Non possiamo pretendere che le cose cambino, se continuiamo a fare le stesse cose. (Albert Einstein)


Ho sempre amato questa frase, ci ho pensato e riflettuto a lungo.
E' un monito, un avvertimento forte. Perché invece io pretendo, eccome, che le cose cambino.
Non lo pretendiamo forse tutti, quando siamo tristi, infelici, insoddisfatti?
Ma non sono certo disposta a cambiarle io.
Come se la vita non fosse qualcosa che mi appartiene, come se fosse un film che non mi sta piacendo, pretendo che prosegua in modo diverso, e abbia persino il lieto fine che mi sono immaginata.
Invece il punto è proprio quello, scovare l'errore.
L'errore è che di quel film io sono il regista, scrittore e produttore. 
C'è già una bella dose di menzogna nel fingere di stare in poltrona a osservare quel che succede, quel che gli altri, il destino, la fortuna, Dio, fanno accadere.
Sempre gli altri, terza persona plurale. Loro, non io, dirigono il film.
Menzogna. Aprire gli occhi, prego, e riconoscerlo.
Siamo sempre gli artefici della nostra vita, anche quando viviamo come carta da parati, immobili e passivi.
Nel non fare nulla, siamo registi di un film pessimo, noioso, inguardabile.
La responsabilità e la colpa di questo orrendo risultato è solo e unicamente nostra.
Punto di partenza, al quale per molti è già troppo difficile arrivare.
Ebbene, noi ci siamo arrivati. Abbiamo capito che tocca a noi. Se proprio devi pretendere, pretendi qualcosa da te stesso, non da altri. Sei tu a voler cambiare le cose, da solo.
Traguardo considerevole, non farle cambiare ad altri.
Ma come? Smettendo di fare sempre le stesse cose. 
Ognuno ha schemi mentali e di comportamento consolidati, nel tempo, cicatrizzati con le esperienze, tatuati dentro di noi fino a crederli parte di noi stessi. Le solite vecchie illusioni, aspettative, relazioni: trovare un luogo in cui vivere bene, l'amore eterno, il lavoro perfetto.
Seconda menzogna: non sono parte di noi. 
Noi possiamo cambiare quello che siamo sempre stati abituati a pensare, credere, volere, agire.
Abbiamo tutto il potere di tagliare fuori un personaggio, una scena, un dialogo dal nostro film.
Non solo ne abbiamo il potere: dobbiamo farlo. 
Per non rendere il nostro film un fiasco totale. Dobbiamo sapere che non potremo girarne un secondo. 
Tutto chiaro, quindi.
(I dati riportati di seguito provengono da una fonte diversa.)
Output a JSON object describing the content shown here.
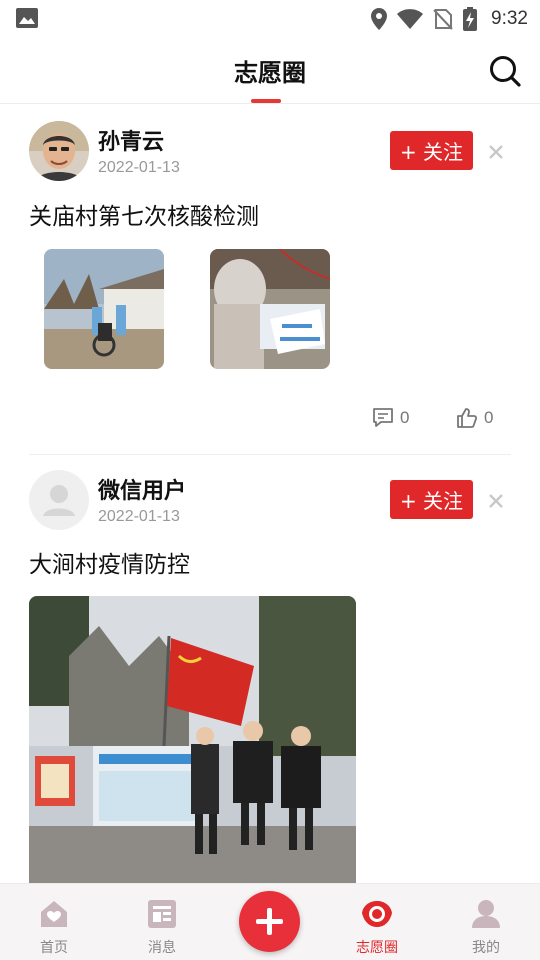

Chiaro, ma non facile. 
Possiamo lasciare un lavoro, un fidanzato, una città in cui non siamo felici. 
Non lo facciamo, però, e non lo facciamo per via della paura. Paura di restare disoccupati, single, soli, smarriti. 
Ci manca solo una cosa: non il potere, non la forza, non la consapevolezza. Il coraggio.
Ma senza di quello, potere, forza, bellezza, intelligenza, fortuna, soldi... sarà tutto inutile.
Perché le cose cambino serve solo coraggio. E quello, ovviamente, non ci viene insegnato, né con amore né a scuola né da una religione.
Lo troviamo da soli, dentro di noi e dentro il nostro dolore. IL dolore è l'unico luogo al mondo in cui si trova il coraggio. E trovarlo è l'unico vero compito della nostra vita.